Everything we should know about our Earth, the Moon and surrounding planets, Galaxies and Nebulas to the 'edge' of the Universe are lavishly illustrated and knowledgeably explained, leaving just enough of the mysteries for us to look at and wonder.

Just open this beautiful, huge and heavy book at any page at random and you will be blown away. The quality of print, photographs, animations and artwork is unsurpassed and the research and, yes, centuries of history and knowledge that have made this book possible are all laid out. They all combine to truly make it 'the Definitive Visual Guide'. You will need no other to understand your place in the Universe.

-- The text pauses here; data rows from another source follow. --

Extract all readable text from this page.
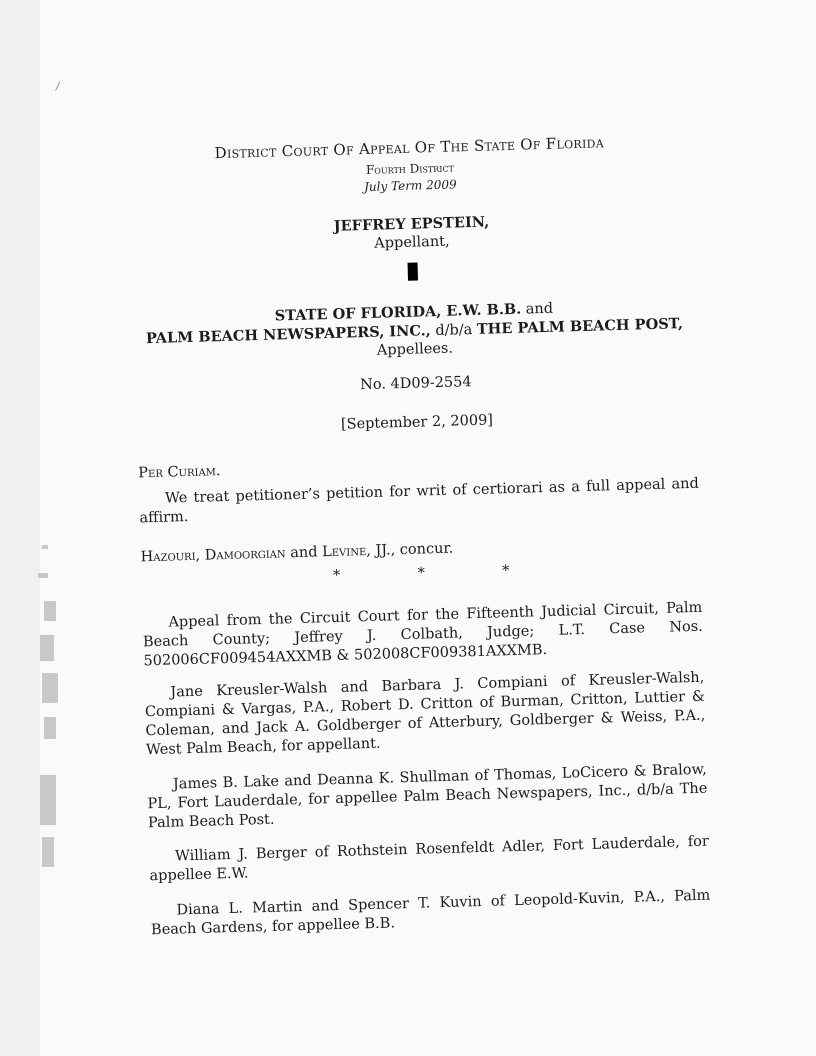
District Court Of Appeal Of The State Of Florida
Fourth District
July Term 2009
JEFFREY EPSTEIN,
Appellant,
STATE OF FLORIDA, E.W. B.B. and
PALM BEACH NEWSPAPERS, INC., d/b/a THE PALM BEACH POST,
Appellees.
No. 4D09-2554
[September 2, 2009]
Per Curiam.
We treat petitioner’s petition for writ of certiorari as a full appeal and affirm.
Hazouri, Damoorgian and Levine, JJ., concur.
*	*	*
Appeal from the Circuit Court for the Fifteenth Judicial Circuit, Palm Beach County; Jeffrey J. Colbath, Judge; L.T. Case Nos. 502006CF009454AXXMB & 502008CF009381AXXMB.
Jane Kreusler-Walsh and Barbara J. Compiani of Kreusler-Walsh, Compiani & Vargas, P.A., Robert D. Critton of Burman, Critton, Luttier & Coleman, and Jack A. Goldberger of Atterbury, Goldberger & Weiss, P.A., West Palm Beach, for appellant.
James B. Lake and Deanna K. Shullman of Thomas, LoCicero & Bralow, PL, Fort Lauderdale, for appellee Palm Beach Newspapers, Inc., d/b/a The Palm Beach Post.
William J. Berger of Rothstein Rosenfeldt Adler, Fort Lauderdale, for appellee E.W.
Diana L. Martin and Spencer T. Kuvin of Leopold-Kuvin, P.A., Palm Beach Gardens, for appellee B.B.
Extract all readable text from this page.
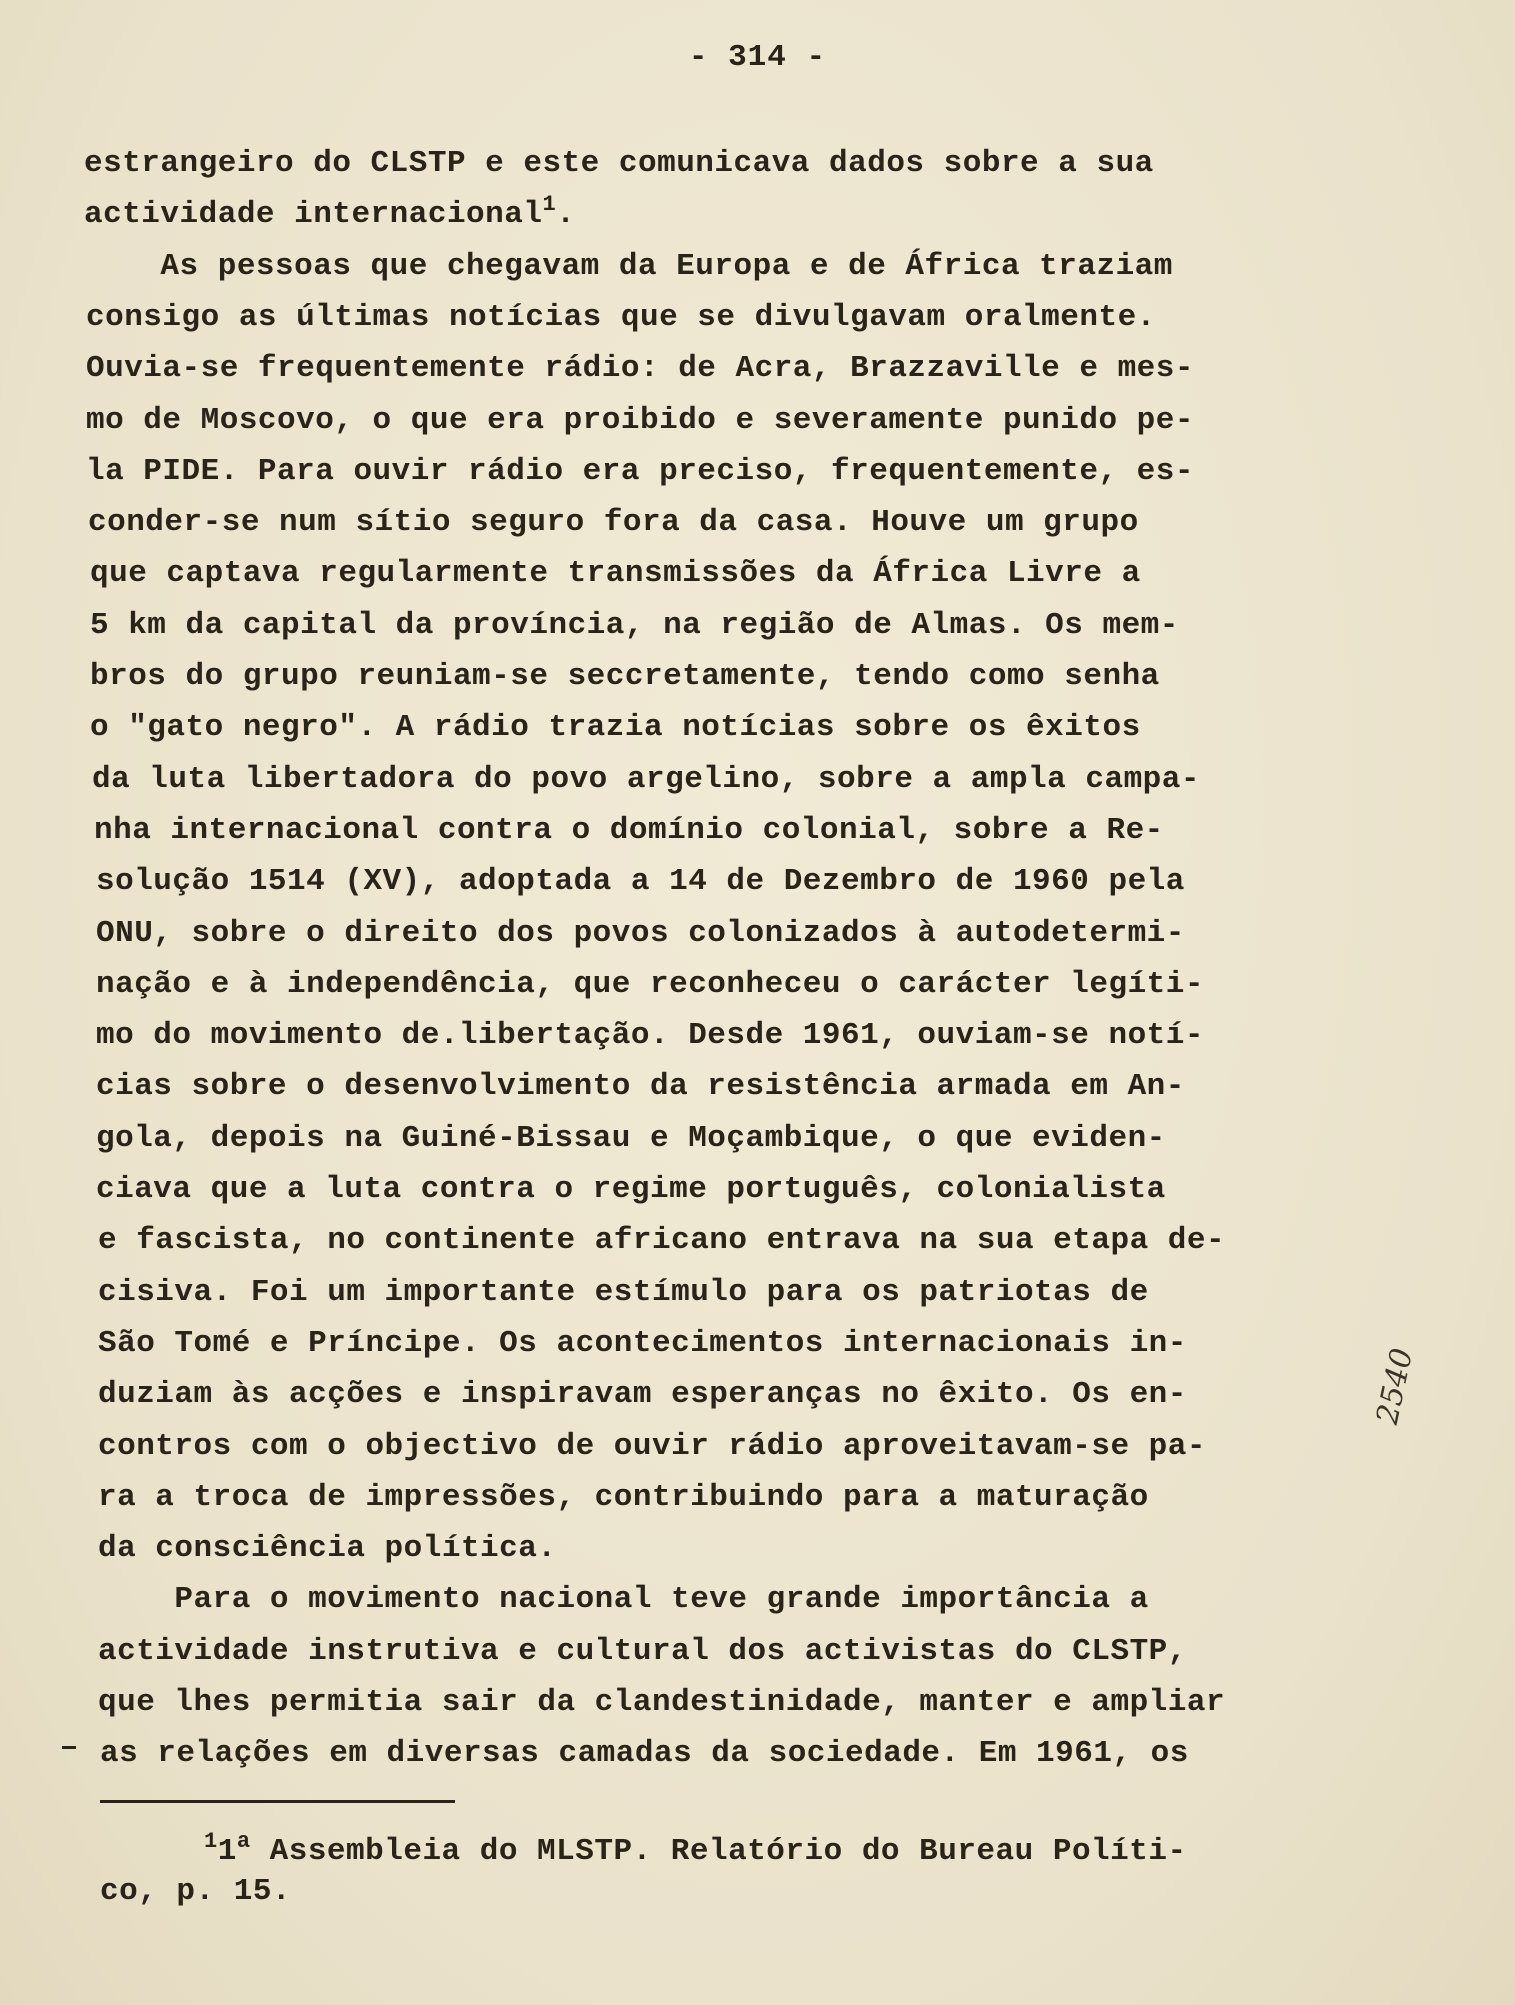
- 314 -
estrangeiro do CLSTP e este comunicava dados sobre a sua
actividade internacional$^1$.
As pessoas que chegavam da Europa e de África traziam
consigo as últimas notícias que se divulgavam oralmente.
Ouvia-se frequentemente rádio: de Acra, Brazzaville e mes-
mo de Moscovo, o que era proibido e severamente punido pe-
la PIDE. Para ouvir rádio era preciso, frequentemente, es-
conder-se num sítio seguro fora da casa. Houve um grupo
que captava regularmente transmissões da África Livre a
5 km da capital da província, na região de Almas. Os mem-
bros do grupo reuniam-se seccretamente, tendo como senha
o "gato negro". A rádio trazia notícias sobre os êxitos
da luta libertadora do povo argelino, sobre a ampla campa-
nha internacional contra o domínio colonial, sobre a Re-
solução 1514 (XV), adoptada a 14 de Dezembro de 1960 pela
ONU, sobre o direito dos povos colonizados à autodetermi-
nação e à independência, que reconheceu o carácter legíti-
mo do movimento de.libertação. Desde 1961, ouviam-se notí-
cias sobre o desenvolvimento da resistência armada em An-
gola, depois na Guiné-Bissau e Moçambique, o que eviden-
ciava que a luta contra o regime português, colonialista
e fascista, no continente africano entrava na sua etapa de-
cisiva. Foi um importante estímulo para os patriotas de
São Tomé e Príncipe. Os acontecimentos internacionais in-
duziam às acções e inspiravam esperanças no êxito. Os en-
contros com o objectivo de ouvir rádio aproveitavam-se pa-
ra a troca de impressões, contribuindo para a maturação
da consciência política.
Para o movimento nacional teve grande importância a
actividade instrutiva e cultural dos activistas do CLSTP,
que lhes permitia sair da clandestinidade, manter e ampliar
as relações em diversas camadas da sociedade. Em 1961, os
$^1$1$^a$ Assembleia do MLSTP. Relatório do Bureau Políti-
co, p. 15.
2540
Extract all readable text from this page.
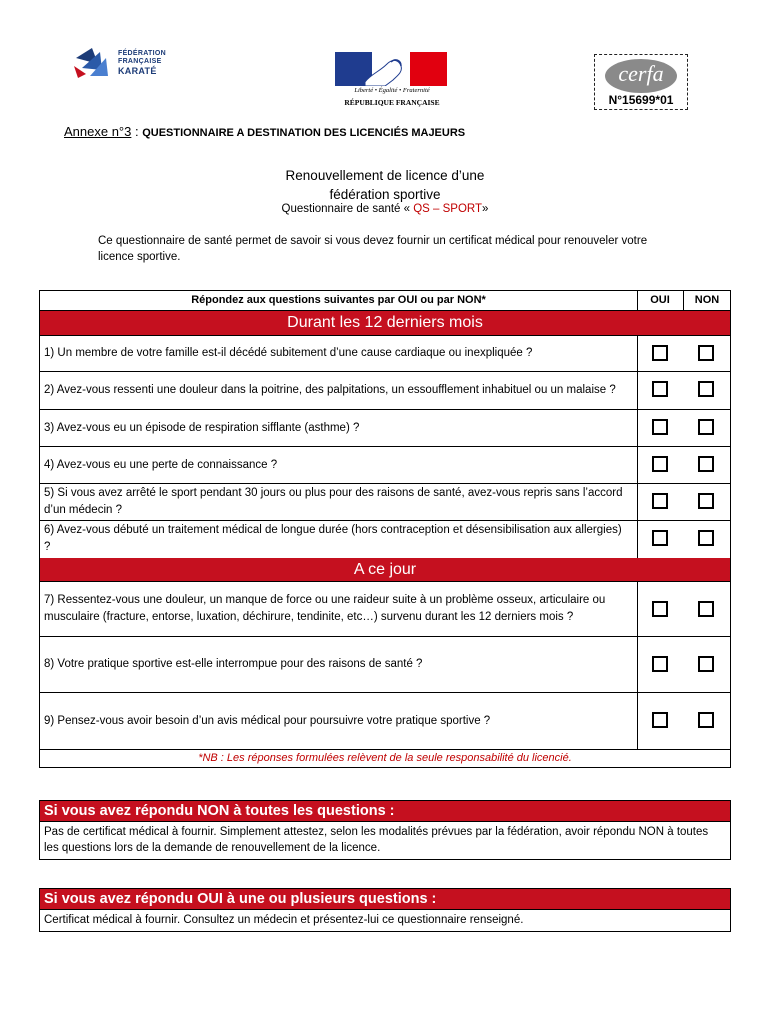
FÉDÉRATION
FRANÇAISE
KARATÉ
Liberté • Égalité • Fraternité
RÉPUBLIQUE FRANÇAISE
cerfa
N°15699*01
Annexe n°3 : QUESTIONNAIRE A DESTINATION DES LICENCIÉS MAJEURS
Renouvellement de licence d’une
fédération sportive
Questionnaire de santé « QS – SPORT»
Ce questionnaire de santé permet de savoir si vous devez fournir un certificat médical pour renouveler votre licence sportive.
Répondez aux questions suivantes par OUI ou par NON*	OUI	NON
Durant les 12 derniers mois
1) Un membre de votre famille est-il décédé subitement d’une cause cardiaque ou inexpliquée ?
2) Avez-vous ressenti une douleur dans la poitrine, des palpitations, un essoufflement inhabituel ou un malaise ?
3) Avez-vous eu un épisode de respiration sifflante (asthme) ?
4) Avez-vous eu une perte de connaissance ?
5) Si vous avez arrêté le sport pendant 30 jours ou plus pour des raisons de santé, avez-vous repris sans l’accord d’un médecin ?
6) Avez-vous débuté un traitement médical de longue durée (hors contraception et désensibilisation aux allergies) ?
A ce jour
7) Ressentez-vous une douleur, un manque de force ou une raideur suite à un problème osseux, articulaire ou musculaire (fracture, entorse, luxation, déchirure, tendinite, etc…) survenu durant les 12 derniers mois ?
8) Votre pratique sportive est-elle interrompue pour des raisons de santé ?
9) Pensez-vous avoir besoin d’un avis médical pour poursuivre votre pratique sportive ?
*NB : Les réponses formulées relèvent de la seule responsabilité du licencié.
Si vous avez répondu NON à toutes les questions :
Pas de certificat médical à fournir. Simplement attestez, selon les modalités prévues par la fédération, avoir répondu NON à toutes les questions lors de la demande de renouvellement de la licence.
Si vous avez répondu OUI à une ou plusieurs questions :
Certificat médical à fournir. Consultez un médecin et présentez-lui ce questionnaire renseigné.
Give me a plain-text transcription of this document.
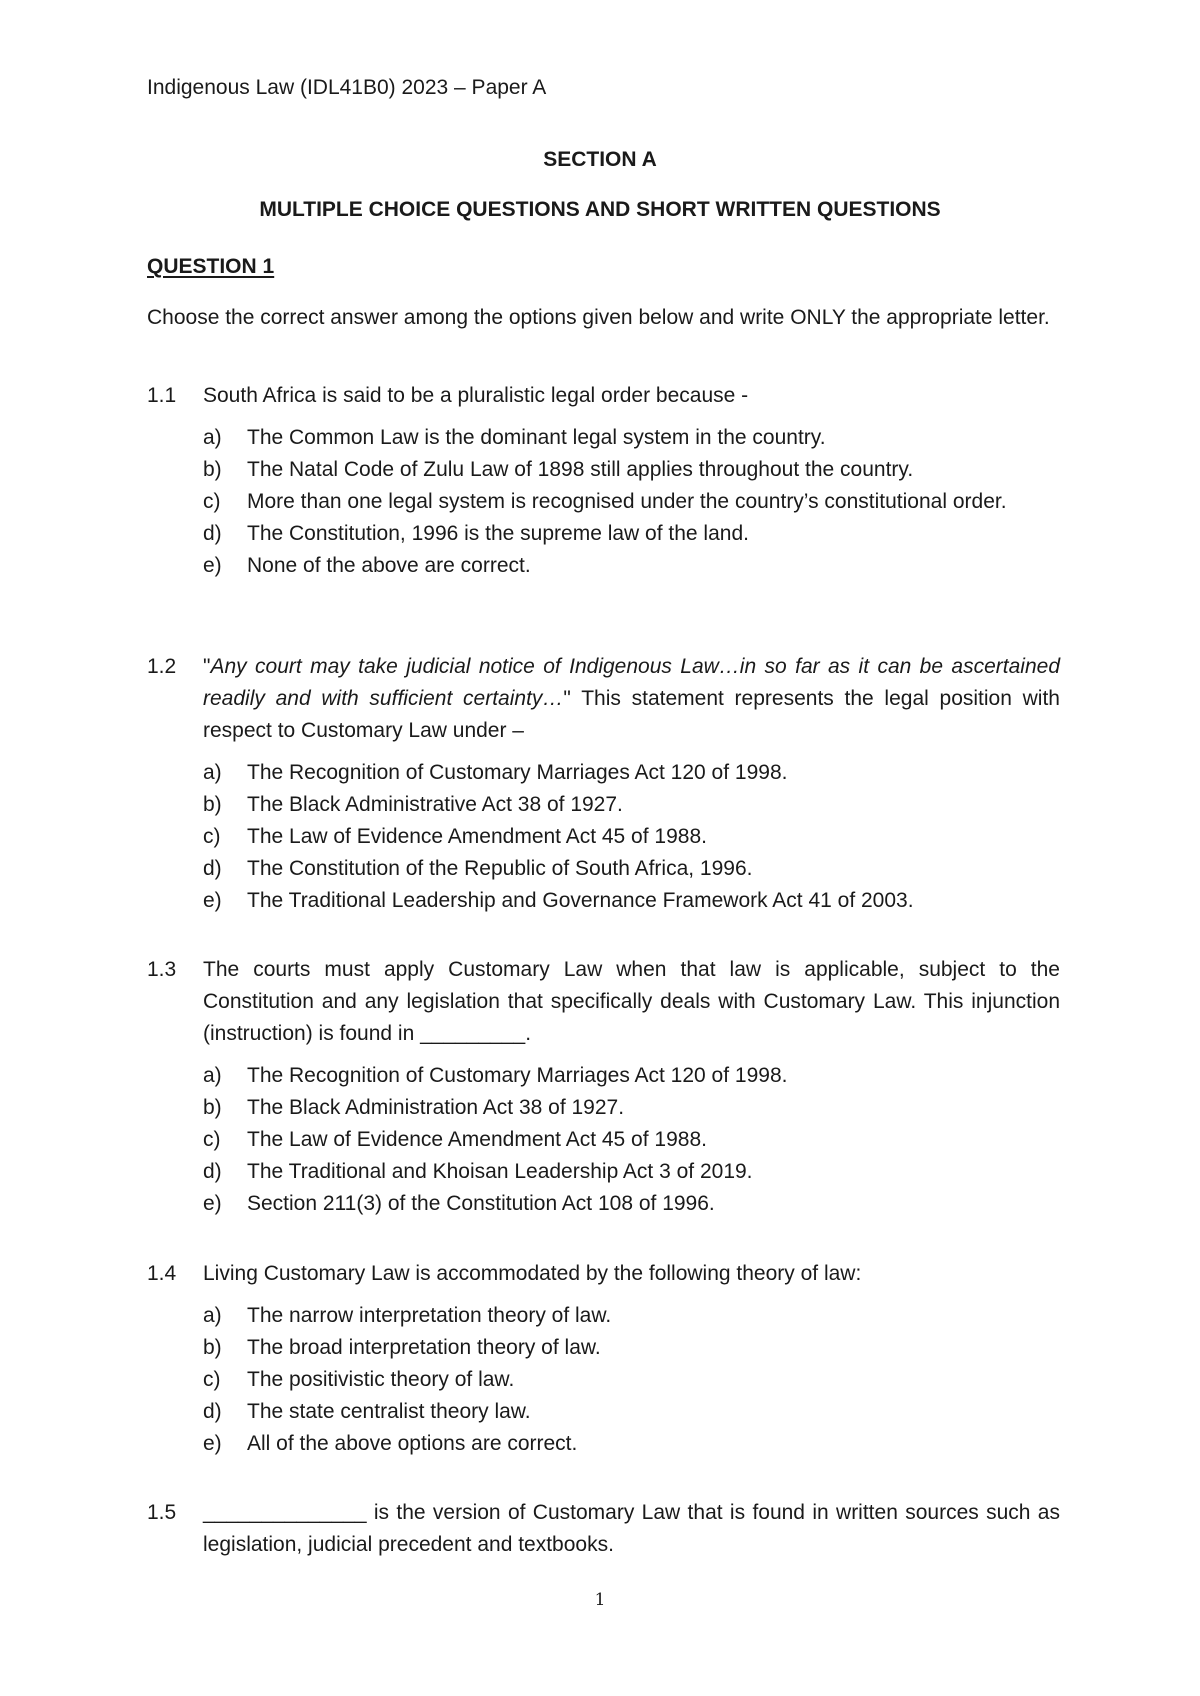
Indigenous Law (IDL41B0) 2023 – Paper A
SECTION A
MULTIPLE CHOICE QUESTIONS AND SHORT WRITTEN QUESTIONS
QUESTION 1
Choose the correct answer among the options given below and write ONLY the appropriate letter.
1.1	South Africa is said to be a pluralistic legal order because -
a)	The Common Law is the dominant legal system in the country.
b)	The Natal Code of Zulu Law of 1898 still applies throughout the country.
c)	More than one legal system is recognised under the country’s constitutional order.
d)	The Constitution, 1996 is the supreme law of the land.
e)	None of the above are correct.
1.2	"Any court may take judicial notice of Indigenous Law…in so far as it can be ascertained readily and with sufficient certainty…" This statement represents the legal position with respect to Customary Law under –
a)	The Recognition of Customary Marriages Act 120 of 1998.
b)	The Black Administrative Act 38 of 1927.
c)	The Law of Evidence Amendment Act 45 of 1988.
d)	The Constitution of the Republic of South Africa, 1996.
e)	The Traditional Leadership and Governance Framework Act 41 of 2003.
1.3	The courts must apply Customary Law when that law is applicable, subject to the Constitution and any legislation that specifically deals with Customary Law. This injunction (instruction) is found in _________.
a)	The Recognition of Customary Marriages Act 120 of 1998.
b)	The Black Administration Act 38 of 1927.
c)	The Law of Evidence Amendment Act 45 of 1988.
d)	The Traditional and Khoisan Leadership Act 3 of 2019.
e)	Section 211(3) of the Constitution Act 108 of 1996.
1.4	Living Customary Law is accommodated by the following theory of law:
a)	The narrow interpretation theory of law.
b)	The broad interpretation theory of law.
c)	The positivistic theory of law.
d)	The state centralist theory law.
e)	All of the above options are correct.
1.5	______________ is the version of Customary Law that is found in written sources such as legislation, judicial precedent and textbooks.
1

It took some courage to undertake the production of such a magnificent volume of over 500 pages at such a give-away price and we all wish the DK company success. But there is a different and frightening kind of bravery needed to really show how insignificant and indeed random is the existance our planet Earth. You will see how we were formed, what a tiny place we occupy and finally how we will be swallowed up and snuffed out by what is now the friendly, but expanding, Sun. That is of course if the approaching Anromeda Galaxy doesn't get us first.

This is an unforgettable work of art and science into which you can dip at random anytime. It will truly change your life and the way you see things, for the better. If you only ever again buy one book, make sure it is this: 'Universe, the Definitive Visual Guide'.